In our case, we initially suspected AL amyloidosis because the patient did not have any disease that would cause AA amyloidosis and SAA was not detected in the patient’s serum. However, in renal biopsy samples potassium permanganate treatment dispersed the congo red staining of the glomeruli, suggesting that AL amyloidosis was unlikely. In addition, M protein was not detected, and a bone marrow biopsy showed no clonal excess of plasma cells. Thus, neither AL nor AA amyloidosis was diagnosed, and we instead considered the possibility of hereditary amyloidosis, although his family did not have a past history of renal disease.

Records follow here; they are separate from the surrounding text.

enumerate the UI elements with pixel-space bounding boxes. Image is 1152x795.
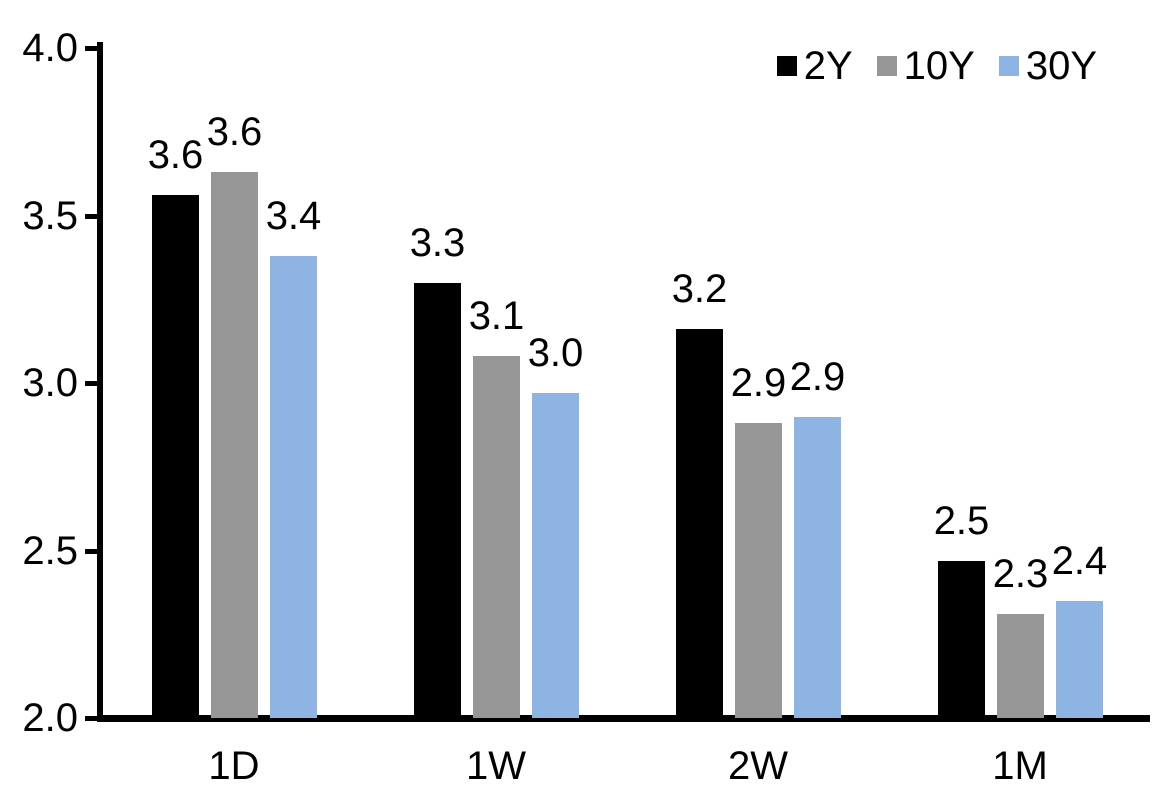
bar-value-label: 2.4 [1051,539,1108,583]
bar-30Y-1M [1056,601,1103,718]
bar-value-label: 3.1 [468,294,525,338]
bar-value-label: 3.6 [147,133,204,177]
bar-10Y-1M [997,614,1044,718]
y-tick-label: 4.0 [22,26,78,70]
x-axis-line [97,715,1150,722]
bar-10Y-2W [735,423,782,718]
category-label-2W: 2W [728,744,788,788]
legend-marker-30Y-icon [998,56,1019,76]
bar-2Y-1W [414,283,461,718]
bar-10Y-1W [473,356,520,718]
bar-value-label: 2.3 [992,552,1049,596]
bar-value-label: 2.9 [789,355,846,399]
legend-item-2Y: 2Y [776,44,853,88]
bar-30Y-2W [794,417,841,718]
bar-30Y-1D [270,256,317,718]
category-label-1M: 1M [992,744,1048,788]
legend: 2Y 10Y 30Y [776,44,1097,88]
legend-marker-2Y-icon [776,56,797,76]
y-tick [85,46,97,51]
category-label-1D: 1D [208,744,260,788]
bar-10Y-1D [211,172,258,718]
category-label-1W: 1W [466,744,526,788]
y-tick [85,549,97,554]
bar-value-label: 2.5 [933,499,990,543]
legend-label: 2Y [803,44,853,88]
bar-value-label: 2.9 [730,361,787,405]
bar-value-label: 3.6 [206,110,263,154]
bar-value-label: 3.0 [527,331,584,375]
legend-item-10Y: 10Y [876,44,975,88]
y-tick-label: 3.5 [22,194,78,238]
bar-2Y-1M [938,561,985,718]
y-tick-label: 2.5 [22,529,78,573]
y-axis-line [97,42,103,722]
legend-marker-10Y-icon [876,56,897,76]
legend-label: 30Y [1025,44,1097,88]
y-tick [85,381,97,386]
legend-label: 10Y [903,44,975,88]
bar-value-label: 3.4 [265,194,322,238]
bar-2Y-1D [152,195,199,718]
bar-value-label: 3.3 [409,221,466,265]
y-tick-label: 3.0 [22,361,78,405]
y-tick [85,716,97,721]
bar-30Y-1W [532,393,579,718]
bar-value-label: 3.2 [671,267,728,311]
bar-2Y-2W [676,329,723,718]
legend-item-30Y: 30Y [998,44,1097,88]
y-tick [85,214,97,219]
y-tick-label: 2.0 [22,696,78,740]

Among the causes of hereditary amyloidoses, transthyretin, fibrinogen A alpha, apoAI, apoAII, lysozyme, gelsolin and LECT2 are known to cause renal amyloidosis; however, the affected organs differ according to the amyloid protein. ApoAII amyloidosis mainly involves the kidney, compared with other types of amyloid proteins [2]. In our case, amyloid deposits in the subcutaneous fat, bone marrow, stomach and duodenum were not detected in biopsies, and electrocardiogram and echocardiography did not suggest cardiac amyloidosis. Therefore, the amyloid deposits were thought to be limited to the kidneys, consistent with apoAII amyloidosis. LECT2 amyloidosis, which has been recently discovered, also mainly affects the kidney. However, Murphy et al. reported 10 cases of LECT2 amyloidosis where all the cases showed the predominant deposition of amyloid in the renal interstitium. Our case did not show any amyloid deposition in the renal interstitium.

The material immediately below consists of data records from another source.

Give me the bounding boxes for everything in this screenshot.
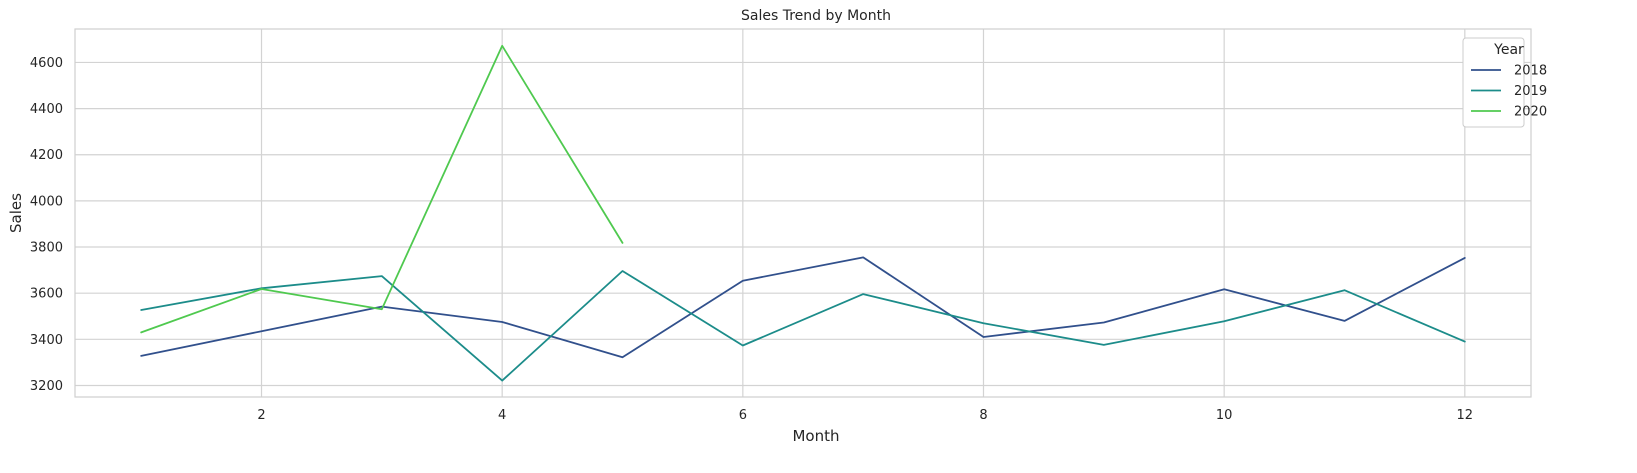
y-tick-label: 3400 [30,333,63,348]
x-axis-label: Month [792,427,839,445]
y-tick-label: 4000 [30,194,63,209]
series-line-2018 [140,256,1466,359]
x-tick-label: 12 [1457,408,1474,423]
legend-items: 2018 2019 2020 [1471,64,1547,120]
y-tick-label: 4400 [30,102,63,117]
legend-box [1462,37,1525,128]
series-line-2020 [140,44,624,334]
y-tick-label: 3800 [30,241,63,256]
y-tick-label: 3200 [30,379,63,394]
x-tick-label: 2 [257,408,265,423]
series-lines [140,44,1466,382]
x-tick-label: 8 [979,408,987,423]
legend: Year 2018 2019 2020 [1462,37,1547,128]
tick-labels: 2 4 6 8 10 12 3200 3400 3600 3800 4000 4200 4400 4600 [30,56,1473,423]
plot-frame [74,28,1532,398]
legend-title: Year [1493,42,1524,58]
x-tick-label: 10 [1216,408,1233,423]
x-tick-label: 6 [739,408,747,423]
y-tick-label: 4200 [30,148,63,163]
legend-label-2020: 2020 [1514,105,1547,120]
y-tick-label: 3600 [30,287,63,302]
x-tick-label: 4 [498,408,506,423]
series-line-2019 [140,270,1466,382]
gridlines [75,29,1531,397]
legend-label-2018: 2018 [1514,64,1547,79]
legend-label-2019: 2019 [1514,84,1547,99]
y-axis-label: Sales [7,193,25,233]
chart-title: Sales Trend by Month [741,8,891,24]
y-tick-label: 4600 [30,56,63,71]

ApoAII amyloidosis is thought to be very rare and the possibility of this condition is not routinely explored in patients with amyloidosis. Thus, the prevalence of apoAII amyloidosis has not been studied in previous large-scale studies [1, 5], and the mechanism of apoAII amyloidosis has not been fully elucidated. In an animal model, apoAII amyloidosis is known to be induced in a senescence-accelerated mouse model of aging [6], and some genetic polymorphisms causing amyloidosis have been identified [7]. In humans, Benson et al. first reported that a mutation in the stop codon of apoAII gene induced a variant apoAII consisting of a 77 amino acid mature apoAII protein plus a carboxyl (C)-terminal peptide elongation, resulting in the formation of amyloid fibrils [810]. We analyzed the entire coding sequence of apoAII, but could not detect any genetic mutation, including that of the stop codon. We also performed a Western blot analysis of the patient’s serum protein and a mass spectrometry evaluation of his serum apoAII [4]. Yazaki et al. [9] reported that two bands corresponding to normal apoAII and a larger variant of apoAII were found in an apoAII amyloidosis patient, but we did not find any abnormality in the present patient’s serum apoAII by Western blot and mass spectrometry, suggesting that the mutation of the apoAII gene in the sequence, including introns and exons other than those in the coding sequence, was unlikely.

In our case, the coding sequence of apoAII did not show any mutation, and Western blot and mass spectrometry of the patient’s serum apoAII were normal. Therefore, we concluded that the apoAII amyloid deposition in our case may not have been caused by a genetic mutation, although the possibility of a genetic mutation in the introns or exons other than those in the coding sequence could not be fully excluded. In transthyretin amyloidosis, transthyretin-derived senile systemic amyloidosis without any causative genetic mutation has been previously reported [11]. Therefore, apoAII amyloidosis may also occur without a causative genetic mutation, and some nongenetic mechanisms may exist that cause apoAII to form amyloid fibrils. A prion-like infectious process is another possibility. In a mouse model, apoAII amyloidosis was transmitted by feces and milk excreted by mice with apoAII amyloidosis [12, 13]. A recent study demonstrated the possible transmission of an amyloid fibril conformation through muscle [14]. Although further research is needed to determine the mechanism of apoAII amyloidosis, we report here a case of apoAII amyloidosis without a genetic mutation in the coding sequence of apoAII.